А я уже и не удивлялась, я даже ждала этого, и мне это нравилось - смотреть со стороны на себя, будто я и вправду стала Шуркой, моей любимой Бусею.
Да, Нюрочка , как же ты на бабушку похожа! Ну, а ты как, Андрияна? Что там Ваш Кишинёв? Что муж твой, как здоровьице? Ты рассказывай, а я тут пойду чего-нибудь состряпаю. Ты, Андрияна, какие любишь пирожки: с капустою, чи с картошкой?
- Всякие твои пирожки вкусные! - сказала Клава. - Да мы не голодные!
- А ты где пасёшь козу-то, а? Далеко ли? Спросила Клава и нам подмигнула.
Ты Нюрка, смотри, наша Василиса бегает: ого-го ! Её надо в Олимпийскую сборную.
- А не возьмут уж! Старая я ! Мне ж девяносто с гаком! Да и куда я от Мишки?! А козу пасу у “Тёплого камня", -кричит Василиса звонко из-за занавески.
Если не знать, кто там за занавеской, то можно подумать, что там девчонка голосит.
И вот выносит она из своей кухни тарелку с яблокам-огромными такими!
- Глянь, Андрияна! Узнаёшь!?
- Господи, то ж молдавские яблоки - те, что я вам послала в сентябре! - воскликнула мама.
Каждый год, осенью, мама высылала тетке Василисе и дяде Мише яблоки, обмазанные парафином, завёрнутые в бумагу, уложенные в соломку. И эта посылка долго, долго шла к ним в Кукуштан, - быстрее б в Африку дошла! Но к Новому Году у Василисы и Миши всегда были яблоки. Эти яблоки долго хранятся и не портятся. Но теперь-то июнь!
-Ох, тётя Василиса, а что ж Вы яблоки не скушали? Или не вкусные? Столько времени держали!
- Ах, Андрияна, я бы скушала , да Бог сберёг для твоего приезда! А сколько нам, старикам надо! Мы с Мишей одно яблоко на двоих два-три дня кушали: они вон какие большие, как арбузики! Да и не каждый день коту масленица: то ж к случаю, иль к празднику!
-Василиса, а что вы кушали, вот когда голодно было, и всё было по карточкам?
- А какие тут карточки! Тута и не было их! Тута картошка, да редька, да морковь, - то и кушали.

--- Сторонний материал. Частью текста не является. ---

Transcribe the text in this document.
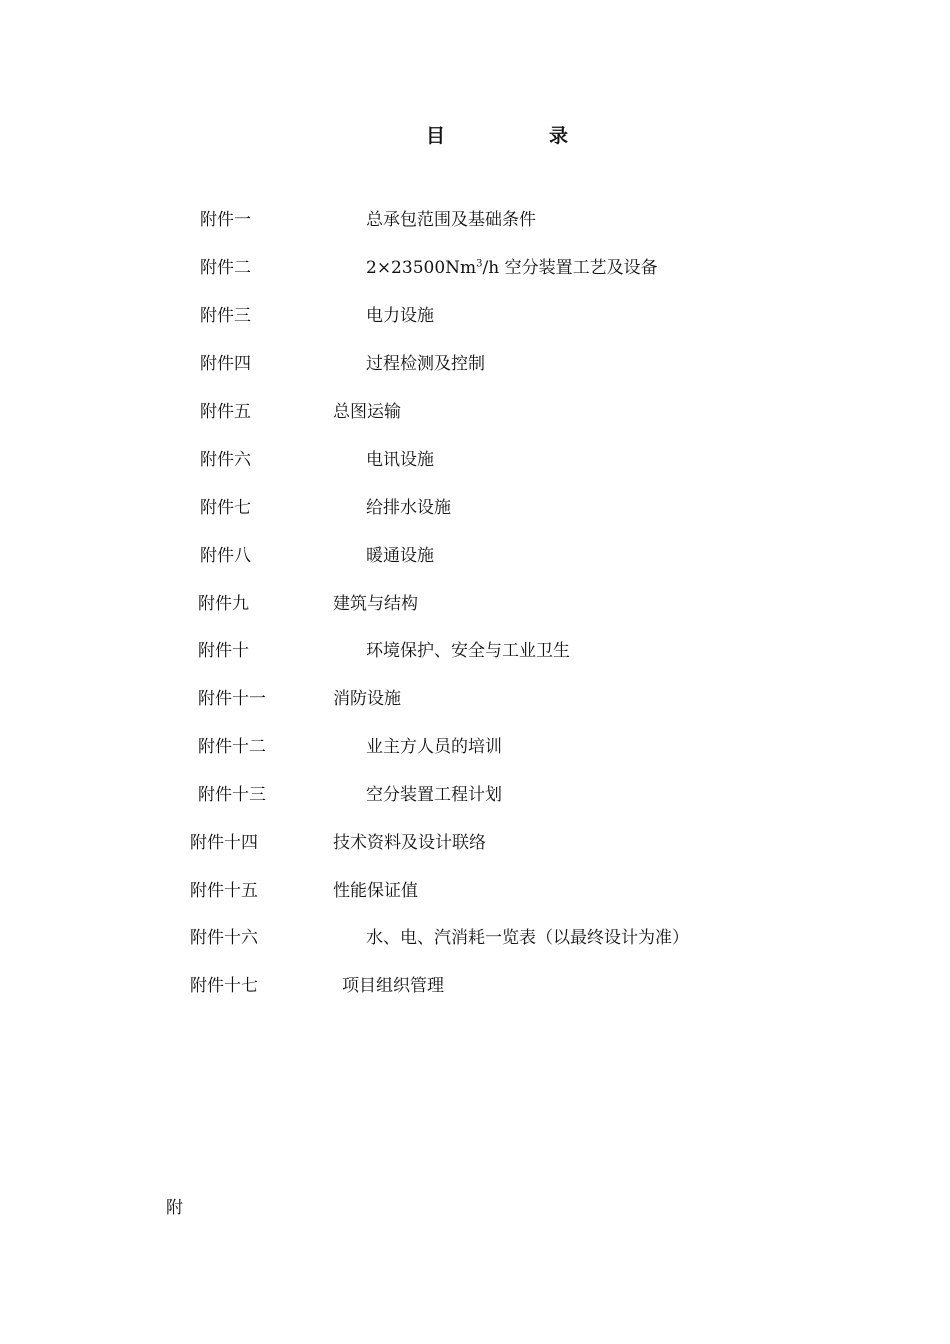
目	录
附件一	总承包范围及基础条件
附件二	$2\times 23500Nm^3/h$ 空分装置工艺及设备
附件三	电力设施
附件四	过程检测及控制
附件五	总图运输
附件六	电讯设施
附件七	给排水设施
附件八	暖通设施
附件九	建筑与结构
附件十	环境保护、安全与工业卫生
附件十一	消防设施
附件十二	业主方人员的培训
附件十三	空分装置工程计划
附件十四	技术资料及设计联络
附件十五	性能保证值
附件十六	水、电、汽消耗一览表（以最终设计为准）
附件十七	项目组织管理
附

- Ну, как же, у вас ведь свинья была? Съели, наверно, в голодуху-то!
-Ты что, Клава? У нас с Мишею детей не случилось, а Машка-свинка наша, у нас заместо ребёночка, как дочка нам была. Картошку да редьку с нами лопала . Померла уже старая, четырнадцать годков ей стукнуло. У леску её схоронили.
Тут Василиса вынесла дымящиеся пирожки с капустой .
Вот, готовы уж, кушайте, гости дорогие!
Глаза её сияли. Синие- синие, и лицо - как будто без морщин, вернее, оно всё в мелких морщинках, но их словно и нет, одни глаза - добрые, сияющие и такие пo- детски беззащитные!
А голос - будто множество колокольчиков звенит! Высокий такой, с модуляциями. От смущения и радости она всё обнимала меня и маму.
- Василиса, какой Миша молодец! Хозяин! Как красиво он поленца сложил- один к одному! Любо смотреть!
- А не, то не Миша! То я: не может он уже давно - доктор сказал , что его почкам никаких тяжестей нельзя. Вот раньше я проворней была! Ещё два годка назад по четыре дерева таскала с лесу, а щас не можу. Тяжело стало, Клава!
Раньше, как притащу с лесу - нарубаю тут, как хлеба краюху, да как на витринку и поставлю к стеночке. И стоят они, милые, до самой, что ни есть зимы! А сейчас, как стукнуло девяносто - уже годы не те! Два дерева срублю , да и уже устала. Маруська - коза моя, смеётся с меня, аж шерстью трясёт, когда домой волоку древо-то и постанываю, да поохиваю, а её, вишь, смех разбирает: мее…да мее, - смеётся!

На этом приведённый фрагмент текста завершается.